Tal argumento ético dificilmente resolve a questão legal e constitucional, então essa é a próxima tarefa para a qual eles se voltam. No passado, os precedentes da Suprema Corte teriam tornado desafiador mostrar que a Primeira Emenda protege o tipo de discurso enganoso necessário para obter informações por meio de uma investigação secreta. Um caso recente, no entanto, mudou a situação legal. Em Estados Unidos v. Alvarez (2012), a Suprema Corte dos EUA declarou o Stolen Valor Act de 2005, que criminalizava a mentira sobre as medalhas militares de alguém, inconstitucional por motivos de liberdade de expressão — protegendo, assim, pelo menos algumas mentiras.

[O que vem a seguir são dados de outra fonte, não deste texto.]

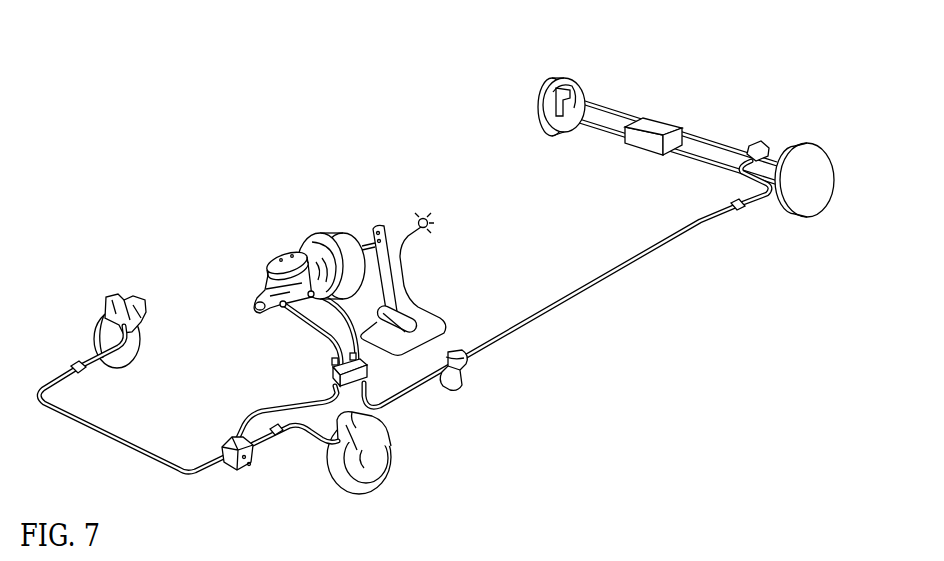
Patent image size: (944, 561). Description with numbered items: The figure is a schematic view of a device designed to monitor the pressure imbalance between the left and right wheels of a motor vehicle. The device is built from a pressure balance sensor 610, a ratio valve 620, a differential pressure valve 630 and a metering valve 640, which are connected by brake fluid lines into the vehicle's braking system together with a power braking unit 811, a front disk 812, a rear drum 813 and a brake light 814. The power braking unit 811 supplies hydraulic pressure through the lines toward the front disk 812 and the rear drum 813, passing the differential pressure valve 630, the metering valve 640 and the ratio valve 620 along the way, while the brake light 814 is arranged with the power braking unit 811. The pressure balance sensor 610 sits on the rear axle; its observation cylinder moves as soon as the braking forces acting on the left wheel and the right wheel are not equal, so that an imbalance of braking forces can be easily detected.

The pressure balance sensor 610 is at (641, 146).
The ratio valve 620 is at (466, 381).
The differential pressure valve 630 is at (330, 372).
The metering valve 640 is at (233, 476).
The power braking unit 811 is at (314, 232).
The front disk 812 is at (147, 341).
The rear drum 813 is at (578, 78).
The brake light 814 is at (420, 208).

O caso é complexo e mais do que um pouco obscuro, mas os autores concluem que agora há

um privilégio limitado para se envolver em declarações falsas de fato para obter acesso à propriedade privada, bem como um direito de se envolver em gravação de vídeo não consensual na propriedade de outros, desde que ambas as atividades sejam direcionadas para investigar e divulgar assuntos de amplo interesse público.

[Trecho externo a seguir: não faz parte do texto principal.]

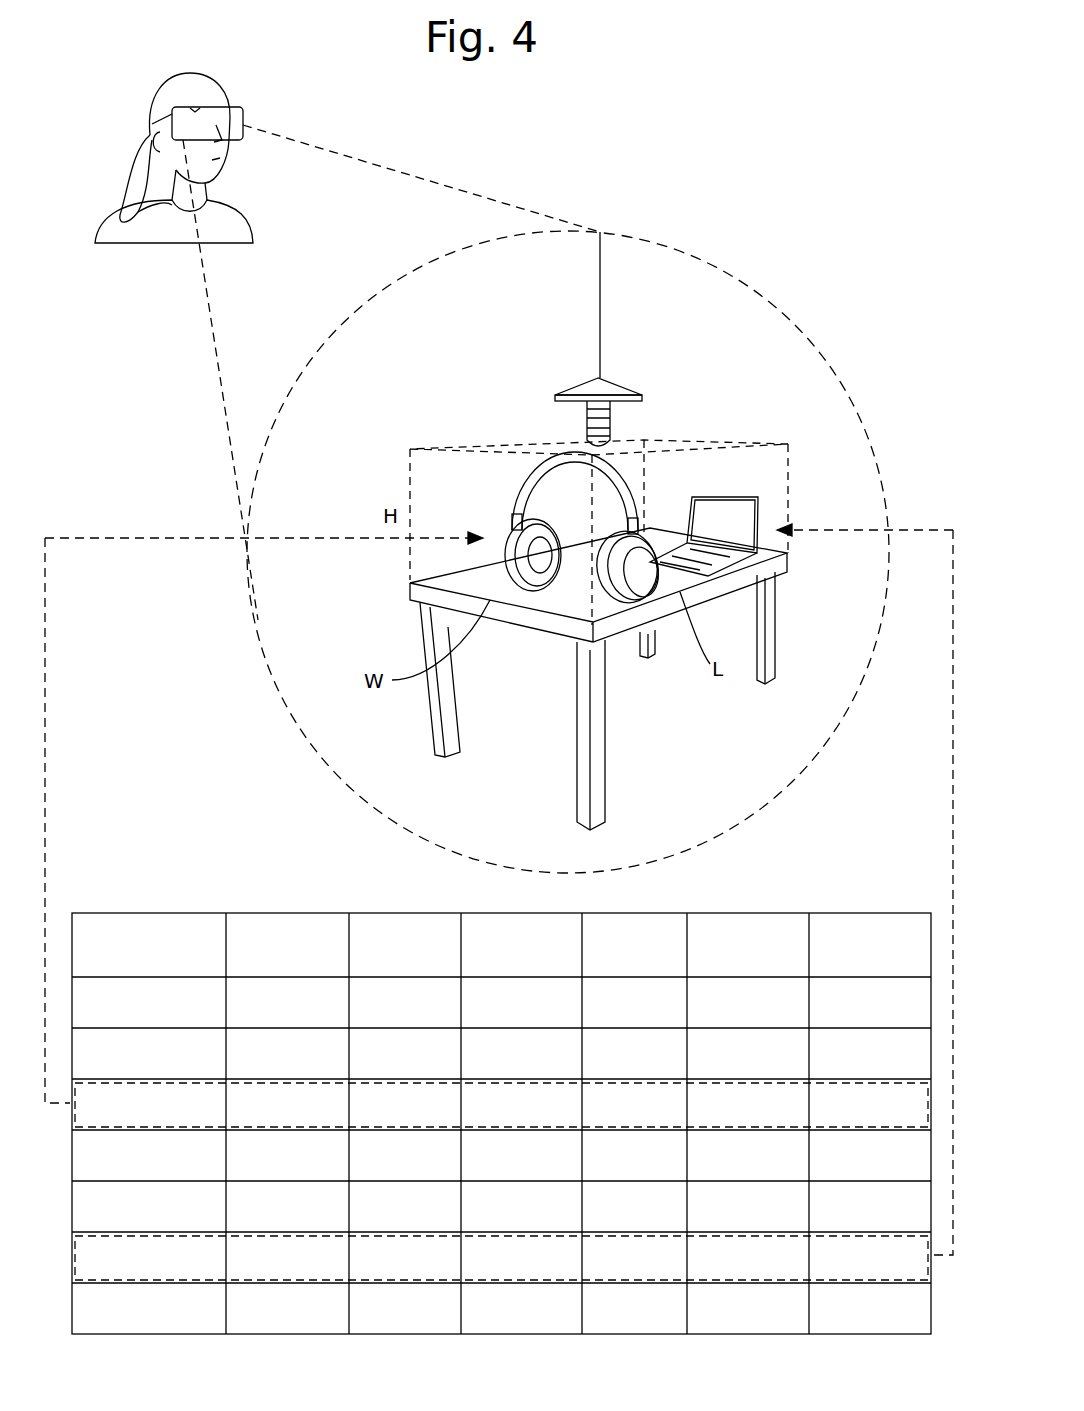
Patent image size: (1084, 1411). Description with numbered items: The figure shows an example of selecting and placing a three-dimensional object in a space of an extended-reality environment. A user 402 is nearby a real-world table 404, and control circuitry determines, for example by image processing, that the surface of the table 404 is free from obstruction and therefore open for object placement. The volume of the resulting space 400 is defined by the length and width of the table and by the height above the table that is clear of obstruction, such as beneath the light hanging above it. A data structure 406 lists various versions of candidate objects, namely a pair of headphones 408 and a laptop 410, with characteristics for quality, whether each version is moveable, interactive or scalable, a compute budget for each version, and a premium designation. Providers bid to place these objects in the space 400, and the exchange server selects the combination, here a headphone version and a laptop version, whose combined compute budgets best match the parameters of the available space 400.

Chen e Marceau levam a sério a questão da invasão, mas encontram jurisprudência sólida sustentando que não há invasão verdadeira se não houver invasão (como o juiz Richard Posner colocou) "dos interesses específicos que o delito de invasão busca proteger". Em outras palavras, para retornar ao caso da pecuária industrial (que é uma das preocupações dos autores), fotografar ou narrar o que realmente está acontecendo em uma instalação agrícola é bem diferente de roubar um segredo comercial, cujo valor total consiste em seu sigilo. A indústria pode não querer que o público se concentre nos animais e no que eles sofrem, mas isso dificilmente é um segredo comercial. É uma questão de grande interesse público, e uma investigação pode fazer uma contribuição importante para o debate público.

Esses três livros dão uma esperança de que os EUA possam um dia deixar de ser uma zona vergonhosa de crueldade em um mundo que tem despertado cada vez mais para o sofrimento de porcos e gado, esses animais nobres e versáteis. E se as pessoas tiverem que comer seus hambúrgueres, a carne cultivada a partir de células-tronco — já comercializada em Cingapura e estreando aqui assim que o processo do FDA for concluído — logo estará pronta para saciar sua fome, embora a produção precise ser ampliada para torná-la disponível a um custo razoável. Carne sem sofrimento — que dia será esse.

Martha C. Nussbaum

Martha Nussbaum é a Professora de Direito e Ética Ernst Freund Distinguished Service na Universidade de Chicago, com nomeações na Faculdade de Direito e no Departamento de Filosofia. Ela é autora de Justice for Animals: Our Collective Responsibility e The Tenderness of Silent Minds: Benjamin Britten and His War Requiem. (Dezembro de 2024).